We are continuing our discussion of the Feb. 24 collision between a commuter train and a heavy-duty pick-up truck at a road-grade crossing near Oxnard. Of the 28 people injured, four were reported in critical condition. Earlier this week, authorities announced that one of those victims, the engineer of the Metrolink train, had died from his injuries.
The hope in every accident, of course, is that there are no injuries and no fatalities. In a wreck like this, though, when a train crashes into a truck stopped on the tracks, Metrolink officials were grateful that more people weren’t hurt. A similar accident in 2008 claimed 25 lives.

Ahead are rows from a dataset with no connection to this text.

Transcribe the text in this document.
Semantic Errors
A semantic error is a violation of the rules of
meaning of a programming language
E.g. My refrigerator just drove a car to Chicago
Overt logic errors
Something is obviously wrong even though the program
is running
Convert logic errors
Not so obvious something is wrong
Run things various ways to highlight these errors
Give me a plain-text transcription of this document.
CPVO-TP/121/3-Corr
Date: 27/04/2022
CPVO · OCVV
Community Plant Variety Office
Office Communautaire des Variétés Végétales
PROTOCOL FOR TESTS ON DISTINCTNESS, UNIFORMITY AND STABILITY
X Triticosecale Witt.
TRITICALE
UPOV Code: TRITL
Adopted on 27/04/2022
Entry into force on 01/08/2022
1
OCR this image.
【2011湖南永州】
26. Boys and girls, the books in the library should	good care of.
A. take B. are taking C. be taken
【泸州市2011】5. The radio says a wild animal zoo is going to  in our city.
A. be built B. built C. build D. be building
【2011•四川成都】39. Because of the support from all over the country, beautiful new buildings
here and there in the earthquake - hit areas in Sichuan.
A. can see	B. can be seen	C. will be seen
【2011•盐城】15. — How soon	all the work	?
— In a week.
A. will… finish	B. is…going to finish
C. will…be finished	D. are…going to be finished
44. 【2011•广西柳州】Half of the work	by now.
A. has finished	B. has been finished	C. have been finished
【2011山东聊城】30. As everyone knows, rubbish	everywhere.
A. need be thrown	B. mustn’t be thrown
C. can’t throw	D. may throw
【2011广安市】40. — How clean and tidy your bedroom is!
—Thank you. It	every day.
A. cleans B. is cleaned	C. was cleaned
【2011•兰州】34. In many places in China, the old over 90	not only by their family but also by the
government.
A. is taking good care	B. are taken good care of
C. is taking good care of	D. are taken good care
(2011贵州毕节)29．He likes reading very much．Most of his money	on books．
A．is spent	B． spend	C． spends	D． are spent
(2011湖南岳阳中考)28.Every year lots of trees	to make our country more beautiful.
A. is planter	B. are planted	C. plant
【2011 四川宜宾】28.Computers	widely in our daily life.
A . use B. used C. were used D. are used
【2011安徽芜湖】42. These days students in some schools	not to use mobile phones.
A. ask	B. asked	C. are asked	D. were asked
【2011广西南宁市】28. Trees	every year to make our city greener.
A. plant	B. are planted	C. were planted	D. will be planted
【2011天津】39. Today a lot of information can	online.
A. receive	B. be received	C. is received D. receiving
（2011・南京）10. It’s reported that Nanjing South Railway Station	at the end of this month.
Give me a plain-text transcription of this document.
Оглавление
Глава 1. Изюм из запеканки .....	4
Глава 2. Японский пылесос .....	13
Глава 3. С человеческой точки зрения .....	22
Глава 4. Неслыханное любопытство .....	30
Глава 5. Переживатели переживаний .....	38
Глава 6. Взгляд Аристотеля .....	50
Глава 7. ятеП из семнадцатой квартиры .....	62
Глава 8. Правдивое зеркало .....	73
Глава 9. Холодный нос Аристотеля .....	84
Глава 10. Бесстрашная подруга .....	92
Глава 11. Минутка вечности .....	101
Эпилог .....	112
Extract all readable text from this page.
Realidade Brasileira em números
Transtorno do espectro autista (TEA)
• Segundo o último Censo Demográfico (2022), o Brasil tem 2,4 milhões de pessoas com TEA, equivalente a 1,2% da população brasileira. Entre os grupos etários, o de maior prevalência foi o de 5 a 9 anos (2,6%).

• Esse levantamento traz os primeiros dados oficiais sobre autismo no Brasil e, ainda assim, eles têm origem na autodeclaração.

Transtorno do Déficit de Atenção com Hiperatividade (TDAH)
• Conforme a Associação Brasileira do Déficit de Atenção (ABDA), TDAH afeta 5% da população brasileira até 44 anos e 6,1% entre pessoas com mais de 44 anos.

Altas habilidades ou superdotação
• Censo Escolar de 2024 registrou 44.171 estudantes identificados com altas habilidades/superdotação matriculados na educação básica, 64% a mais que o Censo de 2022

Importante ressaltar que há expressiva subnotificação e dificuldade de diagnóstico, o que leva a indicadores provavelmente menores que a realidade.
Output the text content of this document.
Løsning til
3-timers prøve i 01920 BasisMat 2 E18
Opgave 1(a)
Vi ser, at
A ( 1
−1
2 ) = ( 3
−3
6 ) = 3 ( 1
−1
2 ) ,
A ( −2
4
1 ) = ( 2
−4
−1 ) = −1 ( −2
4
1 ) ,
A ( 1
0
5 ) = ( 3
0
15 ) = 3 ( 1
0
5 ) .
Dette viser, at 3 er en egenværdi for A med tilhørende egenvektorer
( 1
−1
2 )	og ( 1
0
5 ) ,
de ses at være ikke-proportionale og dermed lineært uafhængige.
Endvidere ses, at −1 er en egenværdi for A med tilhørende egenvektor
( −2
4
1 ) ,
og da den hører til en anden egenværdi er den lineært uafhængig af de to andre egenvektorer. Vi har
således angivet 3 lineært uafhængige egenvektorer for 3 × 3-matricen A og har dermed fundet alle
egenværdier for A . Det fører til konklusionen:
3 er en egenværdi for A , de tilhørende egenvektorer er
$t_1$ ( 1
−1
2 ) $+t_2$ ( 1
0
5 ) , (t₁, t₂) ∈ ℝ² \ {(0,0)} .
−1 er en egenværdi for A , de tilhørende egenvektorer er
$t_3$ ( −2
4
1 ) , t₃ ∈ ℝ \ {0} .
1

As we said in our last post, much of the credit goes to collision energy management technology. Three of the cars were part of Metrolink’s investment in cars designed to handle the force of an impact the same way newer cars do. The design is meant to keep the occupants safe by distributing the energy to other unoccupied areas of the train or motor car.
In a collision with a motor vehicle, the train will win, right? Well, not entirely. A train may be larger and heavier than the car or truck it smashes into, and its speed — and force resulting from the speed — also gives it an advantage. A train, however, cannot maneuver to avoid something on the track, it cannot choose to hit the guardrail rather than the car in front of it. The best a train can do is slow down and stop, and stopping is a lengthy process.
A train wreck is essentially a multi-car pileup, but along a straight line and with the cars traveling very close to one another. Sophisticated brake systems can only do so much to reduce the risk to passengers. CEM technology addresses the physics of the chain reaction crash.